My personal reflection is that the answer is beyond either of those interpretations. For My thoughts are not thoughts (says God) nor are My ways the ways of categorization. We must search beyond the dogma of purposefulness and non-purpose to embrace a final hug of a dear son and his father.

 

Unbreakable Spirit

We had a beautiful evening celebrating Kabbalah Experience this past Thursday night at the Loup JCC. Many people asked me over the weekend whether I was still floating in the clouds. The decorations were balloons in the shape of clouds, simulating a dreamlike atmosphere for hearing about Dreamwork from our speaker, Rodger Kamenetz.

 

Karen’s Story from Kabbalah Experience

 

As part of our evening of celebration we showed a short video about a “Kabbalah Moment” that you can view above or by clicking here. You will be introduced to a family who all share a rare disease—it is commonly known as brittle bone disease—its medical name is Osteogenesis Imperfecta (OI). It was not explained in the video that the parents, Chris and Lisa sought to adopt a child who had this condition—and were matched with Anicee, described by those who knew her in her native country of Belize as a little girl possessing an unbreakable spirit.

 

Bones for a person with OI are extremely fragile. Their spirit though is of another essence.

 

I visited Chris in the hospital today. Seeing him in person is very different than viewing him through what a camera captures. He is tiny. His body looks so frail. I wanted to brighten his day—he was not able to attend our event and had yet to see the video. I looked into this man’s big eyes; behind glasses situated on his disproportionately big head and I saw pride—in the story told of the bond between himself and Anicee and the synchronicity of meeting his pre-school teacher after 30 years.

 

Modern medicine and technology have been a big aid to Chris and those who are challenged with OI. Still I marveled at the patience required of Chris to carefully navigate the world from the command post of a highly sophisticated wheelchair. I told Chris that we insisted in keeping his laugh in the video—and he laughed again.
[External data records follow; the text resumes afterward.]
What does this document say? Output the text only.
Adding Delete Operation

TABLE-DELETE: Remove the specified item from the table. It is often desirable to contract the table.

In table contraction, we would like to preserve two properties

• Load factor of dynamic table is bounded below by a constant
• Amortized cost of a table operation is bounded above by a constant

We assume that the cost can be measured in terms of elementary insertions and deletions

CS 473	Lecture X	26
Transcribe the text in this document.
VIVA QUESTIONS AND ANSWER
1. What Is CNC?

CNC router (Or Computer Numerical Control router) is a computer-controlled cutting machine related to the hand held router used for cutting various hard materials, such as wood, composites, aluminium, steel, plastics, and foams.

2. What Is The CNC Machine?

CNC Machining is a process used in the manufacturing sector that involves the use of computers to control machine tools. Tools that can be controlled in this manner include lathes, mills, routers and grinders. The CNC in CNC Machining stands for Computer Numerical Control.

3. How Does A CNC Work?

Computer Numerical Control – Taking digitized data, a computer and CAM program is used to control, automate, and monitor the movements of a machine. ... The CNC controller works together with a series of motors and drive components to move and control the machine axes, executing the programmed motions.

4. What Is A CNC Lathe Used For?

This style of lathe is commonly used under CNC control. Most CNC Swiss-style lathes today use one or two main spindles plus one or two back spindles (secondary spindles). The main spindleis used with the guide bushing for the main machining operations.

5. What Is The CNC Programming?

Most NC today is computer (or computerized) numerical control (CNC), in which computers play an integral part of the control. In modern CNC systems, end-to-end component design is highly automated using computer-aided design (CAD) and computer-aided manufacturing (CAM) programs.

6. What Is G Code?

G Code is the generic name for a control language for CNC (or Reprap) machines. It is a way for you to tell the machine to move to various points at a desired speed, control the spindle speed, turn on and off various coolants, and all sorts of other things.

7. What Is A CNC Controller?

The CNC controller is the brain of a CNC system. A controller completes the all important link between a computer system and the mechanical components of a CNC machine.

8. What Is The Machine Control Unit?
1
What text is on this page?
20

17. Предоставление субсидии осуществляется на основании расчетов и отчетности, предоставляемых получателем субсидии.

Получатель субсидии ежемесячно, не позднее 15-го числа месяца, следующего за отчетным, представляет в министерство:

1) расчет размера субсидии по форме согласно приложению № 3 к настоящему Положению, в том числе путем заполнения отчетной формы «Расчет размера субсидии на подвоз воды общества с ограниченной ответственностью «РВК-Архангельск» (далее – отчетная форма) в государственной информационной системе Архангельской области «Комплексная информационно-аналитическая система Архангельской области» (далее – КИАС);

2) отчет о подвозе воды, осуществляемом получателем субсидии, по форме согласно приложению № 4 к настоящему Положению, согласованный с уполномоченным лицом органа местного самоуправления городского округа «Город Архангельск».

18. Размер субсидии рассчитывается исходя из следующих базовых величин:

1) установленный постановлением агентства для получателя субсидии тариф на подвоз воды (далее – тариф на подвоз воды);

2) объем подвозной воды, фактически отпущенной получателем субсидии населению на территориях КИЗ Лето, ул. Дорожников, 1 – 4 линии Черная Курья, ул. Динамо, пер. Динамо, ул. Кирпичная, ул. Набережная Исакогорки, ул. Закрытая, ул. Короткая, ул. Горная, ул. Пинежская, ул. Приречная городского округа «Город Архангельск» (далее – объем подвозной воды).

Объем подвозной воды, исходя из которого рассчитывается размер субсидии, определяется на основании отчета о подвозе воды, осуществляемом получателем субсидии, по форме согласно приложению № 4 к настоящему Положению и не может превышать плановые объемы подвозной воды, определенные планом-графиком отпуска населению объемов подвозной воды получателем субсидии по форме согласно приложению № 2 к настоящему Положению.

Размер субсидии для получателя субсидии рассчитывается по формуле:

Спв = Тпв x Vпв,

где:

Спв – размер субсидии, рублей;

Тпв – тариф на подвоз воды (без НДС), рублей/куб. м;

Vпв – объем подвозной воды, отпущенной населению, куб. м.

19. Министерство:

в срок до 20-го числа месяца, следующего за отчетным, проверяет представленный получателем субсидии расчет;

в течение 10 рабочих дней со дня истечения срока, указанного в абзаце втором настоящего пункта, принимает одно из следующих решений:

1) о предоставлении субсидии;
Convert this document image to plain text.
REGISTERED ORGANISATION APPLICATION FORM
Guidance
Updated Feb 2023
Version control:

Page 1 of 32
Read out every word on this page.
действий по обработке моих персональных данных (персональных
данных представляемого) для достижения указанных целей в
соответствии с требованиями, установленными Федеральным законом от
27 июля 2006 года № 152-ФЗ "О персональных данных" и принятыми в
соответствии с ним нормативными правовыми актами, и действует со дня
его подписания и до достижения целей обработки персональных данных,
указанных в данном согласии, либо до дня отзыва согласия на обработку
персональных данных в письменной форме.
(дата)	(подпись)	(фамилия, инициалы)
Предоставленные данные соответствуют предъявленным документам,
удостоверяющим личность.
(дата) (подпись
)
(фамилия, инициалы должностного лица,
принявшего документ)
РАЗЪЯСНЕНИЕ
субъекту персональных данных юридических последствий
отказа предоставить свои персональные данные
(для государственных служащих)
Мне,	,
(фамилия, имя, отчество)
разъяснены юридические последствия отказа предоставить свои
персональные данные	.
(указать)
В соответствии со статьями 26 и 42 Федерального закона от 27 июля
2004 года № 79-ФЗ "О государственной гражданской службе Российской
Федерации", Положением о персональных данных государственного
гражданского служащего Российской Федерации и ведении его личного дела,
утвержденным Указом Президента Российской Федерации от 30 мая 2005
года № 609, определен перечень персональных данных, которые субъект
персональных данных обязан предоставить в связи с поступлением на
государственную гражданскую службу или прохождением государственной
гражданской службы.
This brought me great joy and on leaving his hospital room a reflection on this week’s Omer count—the week of Netzach (perseverance).

 

If we are to overcome obstacles—the meaning of Netzach-perseverance, then we must possess some measure of the indomitable spirit of a person with OI. Chris and for that matter Lisa or Anicee could be of great help to the many who are left without legs or disabled in other ways from the bombing in Boston yesterday. They can share stories about the marathon of daily living, stories about brittle bones and a story about a spirit that is unbreakable.

 

I descended quickly from the clouds. Down into the clouded reality of Boylston street. Down into the clarity of Chris’ world. A moment in the clouds and now back to work.